I do listen to podcasts, as I drive to work, and both of these are both on my podcatcher.

Monday, June 25, 2012

Code4Lib Journal Articles

The latest issue of Code4Lib Journal has a couple of interesting articles.
Using Semantic Web Technologies to Collaboratively Collect and Share User-Generated Content in Order to Enrich the Presentation of Bibliographic Records–Development of a Prototype Based on RDF, D2RQ, Jena, SPARQL and WorldCat’s FRBRization Web Service
Ragnhild Holgersen, Michael Preminger, David Massey

In this article we present a prototype of a semantic web-based framework for collecting and sharing user-generated content (reviews, ratings, tags, etc.) across different libraries in order to enrich the presentation of bibliographic records. The user-generated data is remodeled into RDF, utilizing established linked data ontologies. This is done in a semi-automatic manner utilizing the Jena and the D2RQ-toolkits. For the remodeling, a SPARQL-construct statement is tailored for each data source.

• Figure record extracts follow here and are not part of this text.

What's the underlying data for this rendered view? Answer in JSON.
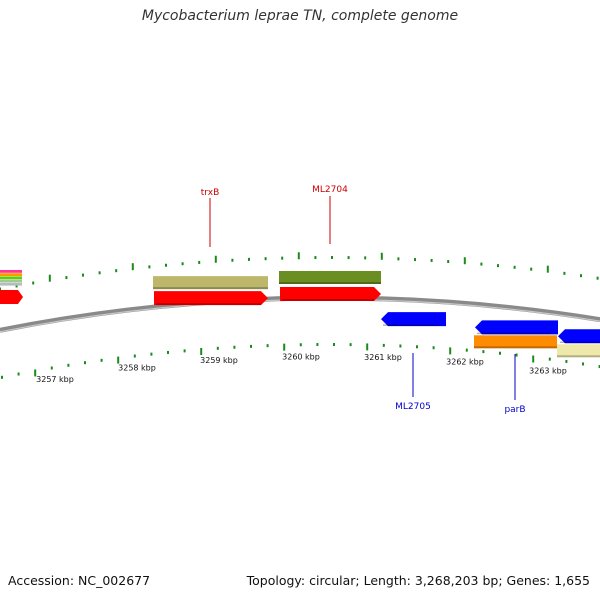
{
  "title": "Mycobacterium leprae TN, complete genome",
  "footer": {
    "accession": "Accession: NC_002677",
    "topology": "Topology: circular; Length: 3,268,203 bp; Genes: 1,655"
  },
  "map": {
    "kbp_labels": [
      "3257 kbp",
      "3258 kbp",
      "3259 kbp",
      "3260 kbp",
      "3261 kbp",
      "3262 kbp",
      "3263 kbp"
    ],
    "gene_labels": [
      {
        "name": "trxB",
        "color": "#cc0000",
        "strand": "forward"
      },
      {
        "name": "ML2704",
        "color": "#cc0000",
        "strand": "forward"
      },
      {
        "name": "ML2705",
        "color": "#0000cc",
        "strand": "reverse"
      },
      {
        "name": "parB",
        "color": "#0000cc",
        "strand": "reverse"
      }
    ],
    "colors": {
      "forward_cds": "#ff0000",
      "reverse_cds": "#0000ff",
      "khaki_feature": "#bdb76b",
      "olive_feature": "#6b8e23",
      "orange_feature": "#ff8c00",
      "pale_feature": "#eee8aa",
      "backbone": "#8a8a8a",
      "ticks": "#1a8a1a"
    }
  }
}
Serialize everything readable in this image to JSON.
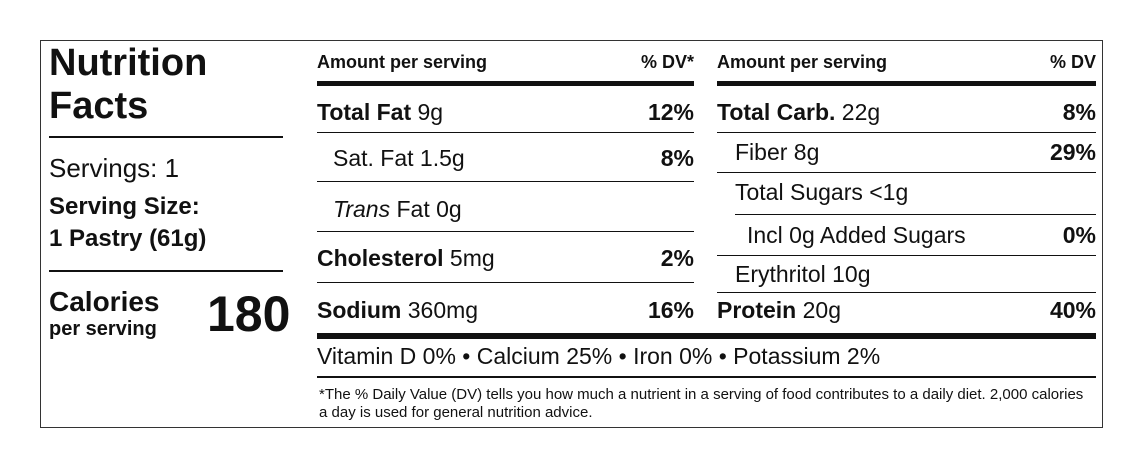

In the data source used in our prototype, user-generated content is linked to the relevant books via their ISBN. By remodeling the data according to the FRBR model, and expanding the RDF graph with data returned by WorldCat’s FRBRization web service, we are able to greatly increase the number of entry points to each book. We make the social content available through a RESTful web service with ISBN as a parameter. The web service returns a graph of all user-generated data registered to any edition of the book in question in the RDF/XML format. Libraries using our framework would thus be able to present relevant social content in association with bibliographic records, even if they hold a different version of a book than the one that was originally accessed by users. Finally, we connect our RDF graph to the linked open data cloud through the use of Talis’ SPARQL endpoint.

GLIMIR: Manifestation and Content Clustering within WorldCat
Janifer Gatenby, Richard O. Greene, W. Michael Oskins, Gail Thornburg

The GLIMIR project at OCLC clusters and assigns an identifier to WorldCat records representing the same manifestation. These include parallel records in different languages (e.g., a record with English descriptive notes and subject headings and one for the same book with French equivalents). It also clusters records that probably represent the same manifestation, but which could not be safely merged by OCLC’s Duplicate Detection and Resolution (DDR) program for various reasons. As the project progressed, it became clear that it would also be useful to create content-based clusters for groups of manifestations that are generally equivalent from the end user perspective (e.g., the original print text with its microform, ebook and reprint versions, but not new editions). Lessons from the GLIMIR project have improved OCLC’s duplicate detection program through the introduction of new matching techniques. GLIMIR has also had unexpected benefits for OCLC’s FRBR algorithm by providing new methods for identifying outliers thus enabling more records to be included in the correct work cluster.